I strongly recommend putting a structure in place that allows for communication among all family stockholders. This structure should include a minimum of an annual meeting, where family (voting stock) management shares the state of the business and invites family/shareholders to provide their feedback and ask questions.

The structure can be designed either as family governance with informal input, or as a more traditional governance, with a board of directors consisting of outsiders, and with a seat reserved for family member/s who represent the non-voting stockholders.

Further suggestions include:

- Share your estate plan as well as its rationale with all
members of the next generation. Starting with the
identified successor/s, ask them if they are willing to have control/responsibility for the ongoing success of the business, while sharing future equity with other members of their generation.
- Explain to those members of the next generation who will posses the voting stock that they perceive the non-voting family stock holders as investors.
- To be eligible for voting stock, a family member must be part of the senior management team. Leaving the family business or being removed from senior management will require forfeiting/selling their voting stock.
- Attach specific rights and limits to the voting stock. For example, the controlling shares provide management
operational freedom, but do not allow family
members with voting stock to sell the business. Either all stockholders, or a defined percentage of them,
voting and non-voting, should be included in that
decision. Conversely, under certain conditions, a defined percentage of stockholders should be able to initiate a sale.
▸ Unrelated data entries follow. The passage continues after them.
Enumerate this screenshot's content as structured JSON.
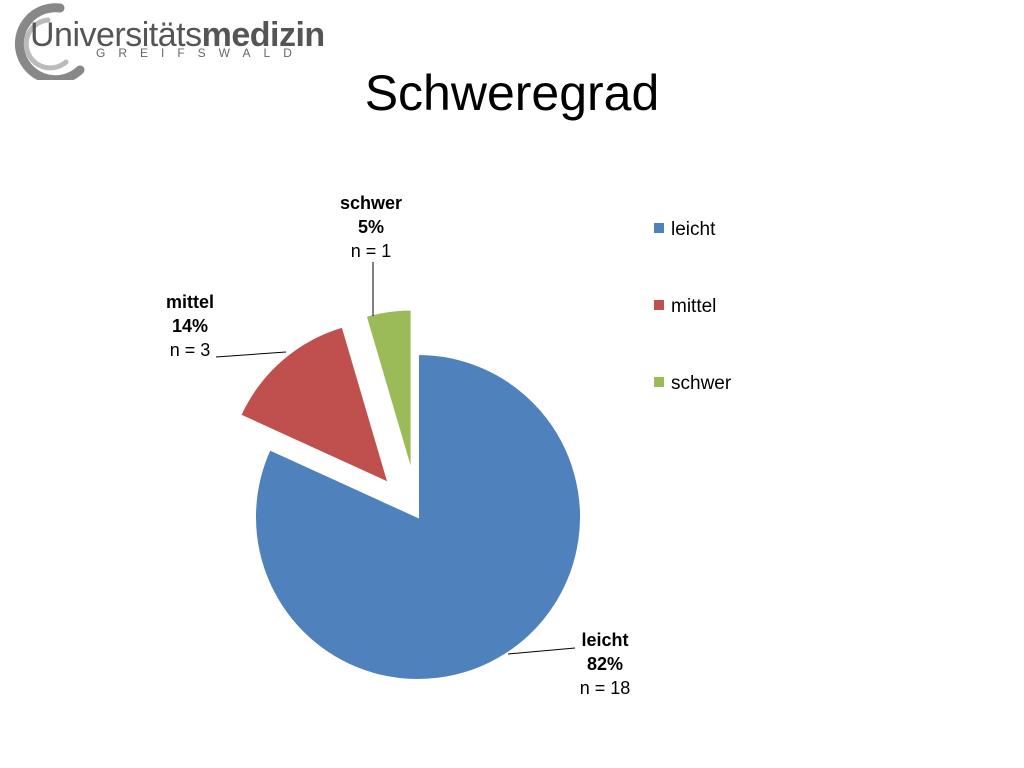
{
  "logo": {
    "name_regular": "Universitäts",
    "name_bold": "medizin",
    "subtitle": "GREIFSWALD"
  },
  "chart_data": {
    "type": "pie",
    "title": "Schweregrad",
    "categories": [
      "leicht",
      "mittel",
      "schwer"
    ],
    "values": [
      18,
      3,
      1
    ],
    "percent_labels": [
      "82%",
      "14%",
      "5%"
    ],
    "count_labels": [
      "n = 18",
      "n = 3",
      "n = 1"
    ],
    "colors": [
      "#4F81BD",
      "#C0504D",
      "#9BBB59"
    ],
    "exploded": [
      false,
      true,
      true
    ],
    "legend_position": "right",
    "legend_entries": [
      "leicht",
      "mittel",
      "schwer"
    ]
  }
}
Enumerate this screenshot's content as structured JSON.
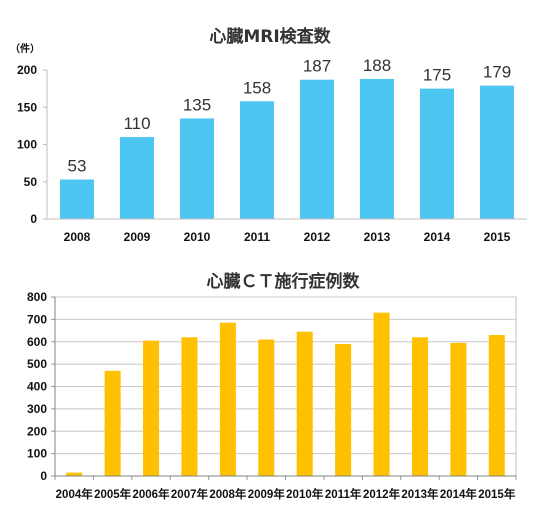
{
  "chart_data": [
    {
      "type": "bar",
      "title": "心臓MRI検査数",
      "unit_label": "（件）",
      "categories": [
        "2008",
        "2009",
        "2010",
        "2011",
        "2012",
        "2013",
        "2014",
        "2015"
      ],
      "values": [
        53,
        110,
        135,
        158,
        187,
        188,
        175,
        179
      ],
      "data_labels": [
        "53",
        "110",
        "135",
        "158",
        "187",
        "188",
        "175",
        "179"
      ],
      "ylim": [
        0,
        200
      ],
      "yticks": [
        "0",
        "50",
        "100",
        "150",
        "200"
      ],
      "grid": false,
      "bar_color": "#4DC6F2"
    },
    {
      "type": "bar",
      "title": "心臓ＣＴ施行症例数",
      "categories": [
        "2004年",
        "2005年",
        "2006年",
        "2007年",
        "2008年",
        "2009年",
        "2010年",
        "2011年",
        "2012年",
        "2013年",
        "2014年",
        "2015年"
      ],
      "values": [
        15,
        470,
        605,
        620,
        685,
        610,
        645,
        590,
        730,
        620,
        595,
        630
      ],
      "ylim": [
        0,
        800
      ],
      "yticks": [
        "0",
        "100",
        "200",
        "300",
        "400",
        "500",
        "600",
        "700",
        "800"
      ],
      "grid": true,
      "bar_color": "#FFC000",
      "grid_color": "#C8C8C8"
    }
  ]
}
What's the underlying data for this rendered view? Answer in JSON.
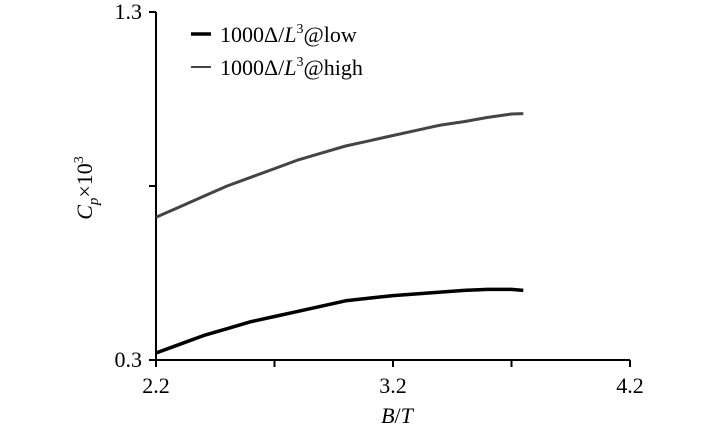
{
  "chart_data": {
    "type": "line",
    "xlabel": {
      "main": "B",
      "slash": "/",
      "italic2": "T"
    },
    "ylabel": {
      "c": "C",
      "sub": "p",
      "times": "×10",
      "sup": "3"
    },
    "xlim": [
      2.2,
      4.2
    ],
    "ylim": [
      0.3,
      1.3
    ],
    "x_tick_labels": [
      "2.2",
      "3.2",
      "4.2"
    ],
    "y_tick_labels": [
      "0.3",
      "1.3"
    ],
    "x_minor_ticks": [
      2.7,
      3.7
    ],
    "y_minor_ticks": [
      0.8
    ],
    "grid": false,
    "legend_position": "top-left",
    "series": [
      {
        "name": "1000Δ/L³@low",
        "legend": {
          "pre": "1000Δ/",
          "italic": "L",
          "sup": "3",
          "post": "@low"
        },
        "color": "#000000",
        "x": [
          2.2,
          2.3,
          2.4,
          2.5,
          2.6,
          2.7,
          2.8,
          2.9,
          3.0,
          3.1,
          3.2,
          3.3,
          3.4,
          3.5,
          3.6,
          3.7,
          3.75
        ],
        "y": [
          0.32,
          0.345,
          0.37,
          0.39,
          0.41,
          0.425,
          0.44,
          0.455,
          0.47,
          0.478,
          0.485,
          0.49,
          0.495,
          0.5,
          0.503,
          0.503,
          0.5
        ]
      },
      {
        "name": "1000Δ/L³@high",
        "legend": {
          "pre": "1000Δ/",
          "italic": "L",
          "sup": "3",
          "post": "@high"
        },
        "color": "#444444",
        "x": [
          2.2,
          2.3,
          2.4,
          2.5,
          2.6,
          2.7,
          2.8,
          2.9,
          3.0,
          3.1,
          3.2,
          3.3,
          3.4,
          3.5,
          3.6,
          3.7,
          3.75
        ],
        "y": [
          0.71,
          0.74,
          0.77,
          0.8,
          0.825,
          0.85,
          0.875,
          0.895,
          0.915,
          0.93,
          0.945,
          0.96,
          0.975,
          0.985,
          0.997,
          1.007,
          1.008
        ]
      }
    ]
  }
}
At the end of the day, success in family businesses lies not in an idea or a particular structure, no matter how elegant, but in the family's ability and willingness to communicate.

Marc Jobling says:
The first question to be asked when debating the merits of dual class share structures is "why not have the one share one vote principle at your company?" Two of the most commonly cited reasons for not adhering to the principle and adopting a Control Enhancing Mechanism (CEM) such as a dual class shares structure are that:

- The family wants to enjoy the benefits of a listing but doesn't want the organisation to be susceptible to
perceived short-termism by the market.
- The family wants to keep control of the company's
long-term fate in the hands of family members.

However, such perceived benefits can come at a cost. Investors put a real value on voting rights, and this is reflected in the fact that those companies that have traded voting and non-voting shares find that their non-voting shares trade at a discount.

Therefore, as shares without voting rights are worth less, the subsequent cost of equity capital is greater. This can have a real effect on the financial efficiency of the business.

Furthermore, by disenfranchising shareholders you change their view of the investment. An investor with voting rights is a fully paid-up owner and has the associated responsibilities of proper stewardship.

An investor without voting rights is not able to influence the company's strategy to the same extent and therefore may instead see the investment as a trading proposition.  

In effect, disenfranchising may create a short-term approach by investors rather than negating it.

The case for keeping control of the company to within the family also creates problems. For one, who's to say that the talent of one generation will transfer through to the next? Surely experience has taught us that this is far from guaranteed.  

A director's suitability to run or control a company should be based on their merits as individuals. If a member of the founding family is the right person to run the company then they should not need the protection of a CEM.  

CEMs entrench management and ultimately perhaps lead to a sclerotic decline as they become shielded from the rigours of competition.

Surely the best way to help an organisation succeed and endure is by letting it be run by the best person for the job. Put simply, isn't a meritocracy preferable to an aristocracy?

The potential for a company to make strategic mistakes is high if it is able to make itself unaccountable to all its shareholders by means of a CEM.  

We have seen this time and time again when an individual's or small group's interests mean that a company makes a strategic mistake or makes a so-called "vanity acquisition".

Finally, of course, the hardline view would be that when a family business goes public, it ceases to be a family business.

But there is no reason why a family cannot continue to help steward responsibly the business they founded
without resorting to a dual class share system or similar.

A democratic shareholder system acts as a useful check and balance for the company's management and board.

This is an incredibly useful mechanism that companies miss out on if they fail to provide a one share, one vote system.

If the longevity of your family's wealth and company is your goal, it's my belief that dual class shareholder systems can actually harm your chances of achieving it.